Um ja jeglichem Missverständnis vorzubeugen: Jede honorige private Initiative zur Bürgerbeteiligung in Österreich ist zu begrüßen. Vorbehaltslos. Im Fall des geplanten Bildungsvolksbegehrens des Industriellen mit der Imagepflege eines Elder Statesman, Hannes Androsch also, übersehen wir deshalb auch gerne den (partei-)politischen Aspekt des Unterfangens. Der ehemalige SPÖ-Politiker versteht die Sammelaktion von Unterschriften pro Bildungsreform ja selbst als Unterstützung für Unterrichtsministerin Claudia Schmied (SPÖ), wie er in seinen ersten Erklärungen wissen hat lassen. Da trifft es sich gut, dass der ehemalige steirische ÖVP-Politiker Bernd Schilcher mit der Abfassung des Volksbegehrens beschäftigt ist. Immerhin war Schilcher, kaum jünger als Androsch, im Mai 2007 von Schmied zum Leiter ihrer Expertenkommission zur Neuordnung der Schulorganisation berufen worden. War da was?

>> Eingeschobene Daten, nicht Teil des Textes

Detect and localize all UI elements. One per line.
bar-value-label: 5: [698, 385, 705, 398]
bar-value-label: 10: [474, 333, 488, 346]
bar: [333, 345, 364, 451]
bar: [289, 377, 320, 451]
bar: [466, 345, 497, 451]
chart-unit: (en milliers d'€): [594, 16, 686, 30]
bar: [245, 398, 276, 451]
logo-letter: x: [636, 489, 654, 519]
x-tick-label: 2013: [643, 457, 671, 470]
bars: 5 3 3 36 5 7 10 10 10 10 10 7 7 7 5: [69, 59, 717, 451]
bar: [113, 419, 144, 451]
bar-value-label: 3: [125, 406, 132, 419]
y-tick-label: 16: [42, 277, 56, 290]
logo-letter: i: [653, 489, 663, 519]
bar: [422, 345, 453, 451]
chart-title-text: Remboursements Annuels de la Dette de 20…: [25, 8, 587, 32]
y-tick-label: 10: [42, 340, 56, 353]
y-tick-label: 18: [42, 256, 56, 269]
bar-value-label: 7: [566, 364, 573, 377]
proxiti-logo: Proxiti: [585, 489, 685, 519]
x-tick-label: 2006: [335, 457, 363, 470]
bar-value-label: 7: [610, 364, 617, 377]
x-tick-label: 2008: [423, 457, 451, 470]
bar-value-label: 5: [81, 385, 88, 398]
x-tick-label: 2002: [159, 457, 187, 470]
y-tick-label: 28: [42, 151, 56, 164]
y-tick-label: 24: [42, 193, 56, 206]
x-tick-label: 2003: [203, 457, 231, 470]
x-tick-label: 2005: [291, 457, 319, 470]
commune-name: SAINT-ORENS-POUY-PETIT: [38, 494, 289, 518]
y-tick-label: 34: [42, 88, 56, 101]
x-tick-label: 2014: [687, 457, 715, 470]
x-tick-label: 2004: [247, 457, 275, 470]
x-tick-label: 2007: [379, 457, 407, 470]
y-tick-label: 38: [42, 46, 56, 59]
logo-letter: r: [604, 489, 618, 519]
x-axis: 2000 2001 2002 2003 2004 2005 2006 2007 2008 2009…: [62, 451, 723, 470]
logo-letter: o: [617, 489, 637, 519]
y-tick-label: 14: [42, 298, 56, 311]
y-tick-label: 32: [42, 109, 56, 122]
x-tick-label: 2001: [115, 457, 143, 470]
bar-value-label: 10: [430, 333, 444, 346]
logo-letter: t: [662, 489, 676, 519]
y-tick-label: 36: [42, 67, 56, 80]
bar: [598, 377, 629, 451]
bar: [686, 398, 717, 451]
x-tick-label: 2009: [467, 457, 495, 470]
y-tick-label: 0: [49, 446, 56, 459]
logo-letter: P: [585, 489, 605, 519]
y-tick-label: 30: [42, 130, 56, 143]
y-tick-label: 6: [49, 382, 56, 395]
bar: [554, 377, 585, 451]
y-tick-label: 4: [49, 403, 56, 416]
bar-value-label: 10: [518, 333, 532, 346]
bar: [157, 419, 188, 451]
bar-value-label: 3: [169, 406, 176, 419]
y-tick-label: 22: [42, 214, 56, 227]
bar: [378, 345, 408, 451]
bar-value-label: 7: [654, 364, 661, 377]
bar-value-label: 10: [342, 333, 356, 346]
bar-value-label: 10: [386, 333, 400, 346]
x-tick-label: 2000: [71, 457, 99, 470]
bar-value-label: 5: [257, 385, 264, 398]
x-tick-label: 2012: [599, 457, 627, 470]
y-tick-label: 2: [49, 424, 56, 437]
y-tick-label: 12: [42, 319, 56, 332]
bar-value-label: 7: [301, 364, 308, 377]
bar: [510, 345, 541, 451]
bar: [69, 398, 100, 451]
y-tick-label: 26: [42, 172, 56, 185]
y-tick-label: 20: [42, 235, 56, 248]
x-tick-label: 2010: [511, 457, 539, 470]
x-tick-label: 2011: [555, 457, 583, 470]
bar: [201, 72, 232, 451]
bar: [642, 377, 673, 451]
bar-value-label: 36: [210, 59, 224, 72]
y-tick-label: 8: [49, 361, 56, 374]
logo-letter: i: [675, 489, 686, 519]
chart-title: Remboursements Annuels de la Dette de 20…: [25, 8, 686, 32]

Knapp vier Jahre später überrascht Schilcher nun in der Einleitung seines Entwurfes mit der Feststellung: „Das österreichische Bildungssystem, beginnend beim Kindergarten, über Mittelstufe und Oberstufe bis zu den Hochschulen, Universitäten und Einrichtungen der Erwachsenenbildung, muss von Grund auf erneuert werden.“ No na! Das werden doch wohl Tausende unterschreiben können.

Ausdrücklich ausgenommen von allen Reformbemühungen ist die „berufliche Ausbildung“ – unter anderem mit dem Argument, dass „unsere Lehrlinge bei internationalen Wettbewerben regelmäßig sehr gut abschneiden“. Das ist insofern verwunderlich, als doch erst am Donnerstag Voest-Vorstand Wolfgang Eder in einem Radiointerview das Bildungssystem heftig kritisiert hat. In Schilchers Steiermark etwa muss die Voest laut Eder ihren Lehrlingen Grundrechnungsarten und Grundgrammatik via Nachhilfe beibringen.

Ausnahme beiseite, der vorliegende Entwurf zum Androsch-Volksbegehren ist ein mehrseitiger Mängelkatalog mit angeschlossener treffender Analyse des Istzustandes. Gewiss nehmen die Initiatoren des Begehrens nicht an, dass sich irgendein Unterschriftenwilliger die Lektüre eingehend zu Gemüte führen wird.

Gegen den ausführlichen Befund des Bestehenden ist ja nichts einzuwenden. Die häufige Verwendung der Wörter würde, wäre, müsste, sollte, könnte lässt allerdings den Verdacht aufkommen, dass der Autor sich im Konjunktiv, also in Dingen, die nur angedacht oder gewünscht werden, verfangen hat.

Es findet sich unter den 26 Punkten kein einziger mit einer konkreten Forderung nach der Art: Wir, die Unterzeichner, fordern ein System der flächendeckenden Ganztagsschule. So heißt es zum Beispiel unter Punkt16 zu diesem Thema: „Solche Ganztagsschulen werden nur funktionieren, wenn Lehrer und Schüler dort annehmbare Bedingungen vorfinden.“ Eben: No na!

Wirklich interessant ist aber Punkt5 zu einer „höchst fragwürdigen Fehlerkultur in unserem Bildungssystem“: „So gibt es tatsächlich Politiker, Manager und sogar Wissenschaftler, die Jahre und Jahrzehnte darauf verwenden, ihre Fehler mit irgendwelchen Tricks zu beschönigen...“

Schilcher könnte mit der Kultur gleich selbst aufräumen und zugeben, dass es ein Fehler ist, das Volksbegehren ohne konkrete und präzise Forderungen in Angriff zu nehmen.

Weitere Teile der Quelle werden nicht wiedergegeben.